If this allocation of power is to be acceptable to all, that is, for it to be legitimate and authoritative, shouldn’t we begin by finding out first what kind of society we are; what kind of society our citizens want, and what are the obstacles that must be overcome to bring such a society into being? The constitution can then be crafted to deal with those obstacles immanent in the structures of the state. Other obstacles must be dealt with by other institutions, since, ultimately, changes in moral and cultural consciousness precede changes in political behaviour.
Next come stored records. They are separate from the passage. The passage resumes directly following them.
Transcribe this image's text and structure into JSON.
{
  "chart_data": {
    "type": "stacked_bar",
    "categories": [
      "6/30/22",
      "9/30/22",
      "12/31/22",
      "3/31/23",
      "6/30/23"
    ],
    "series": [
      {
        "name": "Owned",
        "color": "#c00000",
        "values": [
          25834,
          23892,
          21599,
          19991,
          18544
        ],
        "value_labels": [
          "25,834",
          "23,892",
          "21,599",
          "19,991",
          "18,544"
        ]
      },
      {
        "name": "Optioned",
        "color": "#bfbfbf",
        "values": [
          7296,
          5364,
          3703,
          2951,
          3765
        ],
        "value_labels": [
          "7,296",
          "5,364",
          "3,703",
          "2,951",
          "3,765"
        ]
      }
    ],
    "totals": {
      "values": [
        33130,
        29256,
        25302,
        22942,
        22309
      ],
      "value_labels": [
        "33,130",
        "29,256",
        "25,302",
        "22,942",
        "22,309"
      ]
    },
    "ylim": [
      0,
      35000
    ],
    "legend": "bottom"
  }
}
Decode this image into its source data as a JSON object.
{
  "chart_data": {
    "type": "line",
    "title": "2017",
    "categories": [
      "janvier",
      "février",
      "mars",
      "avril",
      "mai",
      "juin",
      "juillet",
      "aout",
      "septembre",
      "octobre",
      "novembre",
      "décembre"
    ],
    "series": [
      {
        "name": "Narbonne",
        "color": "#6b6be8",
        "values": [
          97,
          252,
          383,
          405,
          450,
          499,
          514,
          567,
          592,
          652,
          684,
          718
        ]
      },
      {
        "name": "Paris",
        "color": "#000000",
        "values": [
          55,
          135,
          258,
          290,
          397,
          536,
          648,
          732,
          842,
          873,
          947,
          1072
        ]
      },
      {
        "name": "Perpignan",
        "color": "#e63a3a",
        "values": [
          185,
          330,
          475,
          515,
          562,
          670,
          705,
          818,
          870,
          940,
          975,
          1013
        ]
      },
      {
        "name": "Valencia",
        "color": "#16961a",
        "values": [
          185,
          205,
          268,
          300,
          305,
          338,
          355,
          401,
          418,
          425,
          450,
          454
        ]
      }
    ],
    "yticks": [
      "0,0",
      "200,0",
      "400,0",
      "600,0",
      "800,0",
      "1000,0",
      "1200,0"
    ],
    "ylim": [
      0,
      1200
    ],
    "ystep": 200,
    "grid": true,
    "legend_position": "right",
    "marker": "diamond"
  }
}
Within each polity, the competition for power is informed by the political culture, structures, and institutions present in the society. “Political culture” basically consists of the attitudes, beliefs, values and orientations about politics in a given population at any given time. After half-a-century of “self-rule” after independence, our political culture, for instance is dominated by a pervasive belief that the major political parties not only favour the group that forms their base, but actually work to “marginalise” the other groups. Constitutional change must address this view.
The nature of these politicised groups is therefore crucial to an understanding of the politics in any country. In general, the composition of these competing groups varies with the nature of the cleavages in the society: all societies are split economically, most ethnically and some racially. These categories are not mutually exclusive and may occur in varying combinations: in Guyana for instance, race and ethnicity coincide, and are used synonymously. The nature of the political competition depends on which of the cleavages, if any, emerge as the most salient, which in turn, hinges on various contingencies: structural/economic, historical, political and psychological.
Our political structures were foisted on us by Europeans who assumed they had already ‘solved’ their ethnic/nationalist problem by transmuting it from a ‘national’ problem into an international one when they formed more or less ethnically homogenous states. “State” and “nation” were generally synonymous to the early European constitutionalists who focused on economic cleavages rather than ethnic ones, which were peripheral to their reality. The few, who did, such as J.S. Mill, pessimistically concluded that: “Free institutions are next to impossible in a country made up of different nationalities”. England, of course, is still trying to deal with its “Scottish and Irish problems”.
But yet in Guyana, where race/ethnicity transcends class as the dominant cleavage and suffuses politics as well as most other social interactions, we have ignored the implications of this source of group identity in the political institutions created by the constitution. A powerful norm has emerged which militates against the public acknowledgement of this fact by the political parties. In spite of this, these same politicians, by their mobilization tactics and other activities, demonstrate that they have come to a modus vivendi with the racial/ethnic imperative.
Until the politicians and other actors in the public arena openly and publicly confront the racial/ethnic bases of Guyanese political culture and structures, and deal with its consequences affirmatively, we will remain mired in a Sisyphean paradigm. Doomed to struggle strenuously - perhaps even heroically - but ultimately futilely, for the goal they all claim to share in common - a Guyana in which all groups can have their just share of power: political, economic and social. As part and parcel - and in fact as suggested - as a condition precedent to the taking proposals on constitutional change, this discussion must take place.